## Biostatistics (Level M) STATS5015

• School: School of Mathematics and Statistics
• Credits: 10
• Level: Level 5 (SCQF level 11)
• Typically Offered: Either Semester 1 or Semester 2
• Available to Visiting Students: Yes
• Collaborative Online International Learning: No

### Short Description

To provide an appreciation of the application of statistical methods and concepts to problems in medicine, especially in clinical trials and epidemiological studies, and to discuss the principal ethical issues that arise. To introduce survival analysis as a means of modelling measurements made over an interval of time, such as the survival time of a patient (time from treatment to death). To expose students to uses and misuses of Statistics in the Biomedical literature.

### Timetable

20 lectures

fortnightly tutorials

2 two-hour practical sessions

### Excluded Courses

STATS4006 Biostatistics

STATS3012 Statistics 3B: Biostatistics

### Assessment

120 minute, end-of-course examination (100%)

Main Assessment In: August

### Course Aims

To train students in the application of statistical methods and concepts to problems in medicine, especially in clinical trials and epidemiological studies, and to discuss the principal ethical issues that arise

To introduce survival analysis as a means of modelling measurements made over an interval of time, such as the survival time of a patient (time from treatment to death).

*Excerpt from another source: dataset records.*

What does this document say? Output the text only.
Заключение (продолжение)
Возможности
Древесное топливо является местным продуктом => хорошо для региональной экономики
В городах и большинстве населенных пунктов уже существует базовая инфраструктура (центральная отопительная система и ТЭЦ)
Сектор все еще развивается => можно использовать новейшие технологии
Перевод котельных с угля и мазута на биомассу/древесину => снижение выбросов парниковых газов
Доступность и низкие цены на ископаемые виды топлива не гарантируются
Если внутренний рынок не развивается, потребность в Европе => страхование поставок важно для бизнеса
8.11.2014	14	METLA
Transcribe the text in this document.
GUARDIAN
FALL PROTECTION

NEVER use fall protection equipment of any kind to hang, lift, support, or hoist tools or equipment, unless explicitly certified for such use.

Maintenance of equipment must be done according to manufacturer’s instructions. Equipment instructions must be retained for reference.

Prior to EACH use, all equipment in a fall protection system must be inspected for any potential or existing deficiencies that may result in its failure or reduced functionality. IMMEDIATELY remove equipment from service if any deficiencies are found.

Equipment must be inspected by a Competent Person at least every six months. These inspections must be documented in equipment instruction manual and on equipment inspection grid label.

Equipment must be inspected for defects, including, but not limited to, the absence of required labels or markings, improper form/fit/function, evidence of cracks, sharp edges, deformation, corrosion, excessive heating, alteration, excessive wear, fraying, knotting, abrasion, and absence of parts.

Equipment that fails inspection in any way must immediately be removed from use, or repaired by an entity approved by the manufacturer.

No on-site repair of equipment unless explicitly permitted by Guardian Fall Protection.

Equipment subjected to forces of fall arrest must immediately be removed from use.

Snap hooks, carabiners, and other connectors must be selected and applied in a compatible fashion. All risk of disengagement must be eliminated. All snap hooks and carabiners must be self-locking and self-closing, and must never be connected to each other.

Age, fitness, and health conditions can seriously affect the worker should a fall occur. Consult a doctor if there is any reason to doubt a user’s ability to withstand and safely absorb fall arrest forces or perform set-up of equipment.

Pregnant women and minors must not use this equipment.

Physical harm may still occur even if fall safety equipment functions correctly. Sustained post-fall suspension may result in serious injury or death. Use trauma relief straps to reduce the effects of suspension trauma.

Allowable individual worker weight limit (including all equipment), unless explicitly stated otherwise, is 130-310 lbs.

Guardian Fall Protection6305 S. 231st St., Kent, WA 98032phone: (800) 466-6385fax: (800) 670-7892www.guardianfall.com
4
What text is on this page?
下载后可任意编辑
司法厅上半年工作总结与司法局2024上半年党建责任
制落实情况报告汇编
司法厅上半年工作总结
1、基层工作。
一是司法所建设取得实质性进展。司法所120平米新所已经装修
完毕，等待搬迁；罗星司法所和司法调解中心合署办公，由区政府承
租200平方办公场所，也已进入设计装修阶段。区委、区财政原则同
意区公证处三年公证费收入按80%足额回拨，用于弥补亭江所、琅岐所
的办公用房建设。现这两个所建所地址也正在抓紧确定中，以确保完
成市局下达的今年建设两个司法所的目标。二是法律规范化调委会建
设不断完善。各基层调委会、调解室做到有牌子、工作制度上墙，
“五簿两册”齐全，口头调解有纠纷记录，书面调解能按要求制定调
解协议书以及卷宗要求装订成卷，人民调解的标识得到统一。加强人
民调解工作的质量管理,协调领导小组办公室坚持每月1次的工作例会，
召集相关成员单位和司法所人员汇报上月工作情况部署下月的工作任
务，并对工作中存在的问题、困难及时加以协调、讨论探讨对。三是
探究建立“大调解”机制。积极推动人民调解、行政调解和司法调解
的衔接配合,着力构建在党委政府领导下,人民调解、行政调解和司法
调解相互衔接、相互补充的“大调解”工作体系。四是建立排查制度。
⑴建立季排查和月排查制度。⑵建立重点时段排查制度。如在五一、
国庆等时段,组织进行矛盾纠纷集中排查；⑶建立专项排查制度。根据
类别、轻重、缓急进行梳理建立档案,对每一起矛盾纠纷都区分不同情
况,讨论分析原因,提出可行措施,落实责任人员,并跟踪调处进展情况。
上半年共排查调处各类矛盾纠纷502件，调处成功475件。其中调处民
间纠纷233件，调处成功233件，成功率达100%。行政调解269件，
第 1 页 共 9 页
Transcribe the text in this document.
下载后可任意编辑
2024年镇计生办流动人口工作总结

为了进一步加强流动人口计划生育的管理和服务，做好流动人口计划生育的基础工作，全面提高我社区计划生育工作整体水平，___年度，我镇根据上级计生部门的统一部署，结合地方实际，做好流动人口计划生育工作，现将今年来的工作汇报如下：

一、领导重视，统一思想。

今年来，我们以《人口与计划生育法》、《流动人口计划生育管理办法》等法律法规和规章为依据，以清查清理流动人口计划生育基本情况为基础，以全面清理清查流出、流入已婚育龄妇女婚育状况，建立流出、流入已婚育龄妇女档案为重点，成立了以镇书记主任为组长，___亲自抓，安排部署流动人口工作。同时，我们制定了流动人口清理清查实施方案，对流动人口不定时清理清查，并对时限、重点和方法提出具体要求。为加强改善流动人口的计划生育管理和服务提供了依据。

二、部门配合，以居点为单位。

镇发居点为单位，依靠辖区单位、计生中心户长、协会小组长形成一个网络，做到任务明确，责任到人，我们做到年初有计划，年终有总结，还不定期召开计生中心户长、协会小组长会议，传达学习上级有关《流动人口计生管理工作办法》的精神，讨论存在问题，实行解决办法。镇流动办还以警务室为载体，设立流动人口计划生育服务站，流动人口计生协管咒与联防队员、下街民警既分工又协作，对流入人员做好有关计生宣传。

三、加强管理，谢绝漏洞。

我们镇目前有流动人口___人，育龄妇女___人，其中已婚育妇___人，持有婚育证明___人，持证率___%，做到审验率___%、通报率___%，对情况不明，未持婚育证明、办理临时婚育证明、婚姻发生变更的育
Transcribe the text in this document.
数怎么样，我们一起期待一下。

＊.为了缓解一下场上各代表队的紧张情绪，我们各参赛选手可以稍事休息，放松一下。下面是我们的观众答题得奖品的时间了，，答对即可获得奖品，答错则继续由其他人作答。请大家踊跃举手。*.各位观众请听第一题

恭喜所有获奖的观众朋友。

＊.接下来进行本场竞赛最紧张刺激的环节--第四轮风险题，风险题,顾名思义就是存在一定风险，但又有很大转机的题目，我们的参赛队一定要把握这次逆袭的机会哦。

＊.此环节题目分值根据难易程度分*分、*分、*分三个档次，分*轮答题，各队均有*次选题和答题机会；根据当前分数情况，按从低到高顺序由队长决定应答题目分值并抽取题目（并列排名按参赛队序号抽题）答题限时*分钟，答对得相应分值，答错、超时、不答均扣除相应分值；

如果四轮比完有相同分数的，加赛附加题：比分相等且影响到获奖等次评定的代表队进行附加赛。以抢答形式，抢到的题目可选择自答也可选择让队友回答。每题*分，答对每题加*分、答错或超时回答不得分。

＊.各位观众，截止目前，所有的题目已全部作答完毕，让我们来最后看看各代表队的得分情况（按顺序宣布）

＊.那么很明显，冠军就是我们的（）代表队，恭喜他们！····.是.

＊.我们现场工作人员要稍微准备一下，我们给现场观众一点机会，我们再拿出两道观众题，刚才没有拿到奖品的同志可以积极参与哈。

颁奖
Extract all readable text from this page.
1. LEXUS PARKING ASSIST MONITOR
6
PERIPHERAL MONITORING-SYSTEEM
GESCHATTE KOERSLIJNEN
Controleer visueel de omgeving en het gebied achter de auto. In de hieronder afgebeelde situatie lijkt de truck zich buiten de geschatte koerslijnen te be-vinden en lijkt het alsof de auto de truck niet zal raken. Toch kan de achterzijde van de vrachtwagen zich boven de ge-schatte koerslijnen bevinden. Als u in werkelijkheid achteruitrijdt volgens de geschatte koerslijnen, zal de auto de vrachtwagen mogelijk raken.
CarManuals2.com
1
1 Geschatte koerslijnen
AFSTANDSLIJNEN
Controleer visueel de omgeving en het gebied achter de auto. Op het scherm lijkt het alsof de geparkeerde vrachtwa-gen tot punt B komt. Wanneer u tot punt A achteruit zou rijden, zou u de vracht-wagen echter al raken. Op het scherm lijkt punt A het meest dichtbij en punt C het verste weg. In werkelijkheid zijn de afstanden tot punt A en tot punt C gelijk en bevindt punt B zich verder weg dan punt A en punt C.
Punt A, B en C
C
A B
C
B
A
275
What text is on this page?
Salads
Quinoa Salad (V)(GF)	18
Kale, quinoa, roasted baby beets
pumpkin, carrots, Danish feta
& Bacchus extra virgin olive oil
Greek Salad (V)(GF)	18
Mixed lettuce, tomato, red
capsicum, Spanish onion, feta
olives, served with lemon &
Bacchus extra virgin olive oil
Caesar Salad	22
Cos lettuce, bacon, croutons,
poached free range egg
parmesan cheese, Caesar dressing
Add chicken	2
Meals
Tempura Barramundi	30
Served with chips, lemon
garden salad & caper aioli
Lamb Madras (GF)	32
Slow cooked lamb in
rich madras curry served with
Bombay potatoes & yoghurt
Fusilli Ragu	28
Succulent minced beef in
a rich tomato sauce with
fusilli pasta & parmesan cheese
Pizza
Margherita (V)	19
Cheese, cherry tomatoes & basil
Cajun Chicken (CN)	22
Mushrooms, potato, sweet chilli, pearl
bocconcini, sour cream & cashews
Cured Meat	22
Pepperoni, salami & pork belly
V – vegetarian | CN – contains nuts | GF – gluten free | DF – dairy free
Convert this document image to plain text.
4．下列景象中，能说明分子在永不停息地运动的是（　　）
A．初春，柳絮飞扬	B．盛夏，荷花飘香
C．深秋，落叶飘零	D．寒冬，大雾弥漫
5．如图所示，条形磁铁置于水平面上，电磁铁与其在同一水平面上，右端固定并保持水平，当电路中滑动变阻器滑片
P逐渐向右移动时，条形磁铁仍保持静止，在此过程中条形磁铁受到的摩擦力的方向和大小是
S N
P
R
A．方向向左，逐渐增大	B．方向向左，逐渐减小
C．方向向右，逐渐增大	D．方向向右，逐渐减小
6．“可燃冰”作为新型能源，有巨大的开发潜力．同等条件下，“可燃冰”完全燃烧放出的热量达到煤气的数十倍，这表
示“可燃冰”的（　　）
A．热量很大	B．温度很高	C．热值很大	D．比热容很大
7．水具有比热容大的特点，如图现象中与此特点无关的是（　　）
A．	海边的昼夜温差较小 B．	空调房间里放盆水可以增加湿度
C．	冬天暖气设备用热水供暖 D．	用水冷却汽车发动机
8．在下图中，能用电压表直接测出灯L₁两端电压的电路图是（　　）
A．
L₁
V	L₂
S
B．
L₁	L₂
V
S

### Intended Learning Outcomes of Course

By the end of this course students will be able to:

■ describe a range of biostatistical study designs, describe their key features, and determine the appropriateness of each one for real epidemiological investigations.

■ describe a range of summary statistics and simple statistical models used to quantify biostatistical data, theoretically derive their properties, and be able to apply them to real data.

■ describe measures for quantifying the impact of a covariate factor on disease risk, describe their theoretical basis, and compute and interpret them in real epidemiological studies.

■ describe the key features of survival data, the Kaplan Meier estimator and the proportional hazards model, explain their theoretical basis, and be able to apply them to real data.

■ calculate and derive theoretically appropriate sample sizes for clinical trials and interpret them in the context of real clinical trials.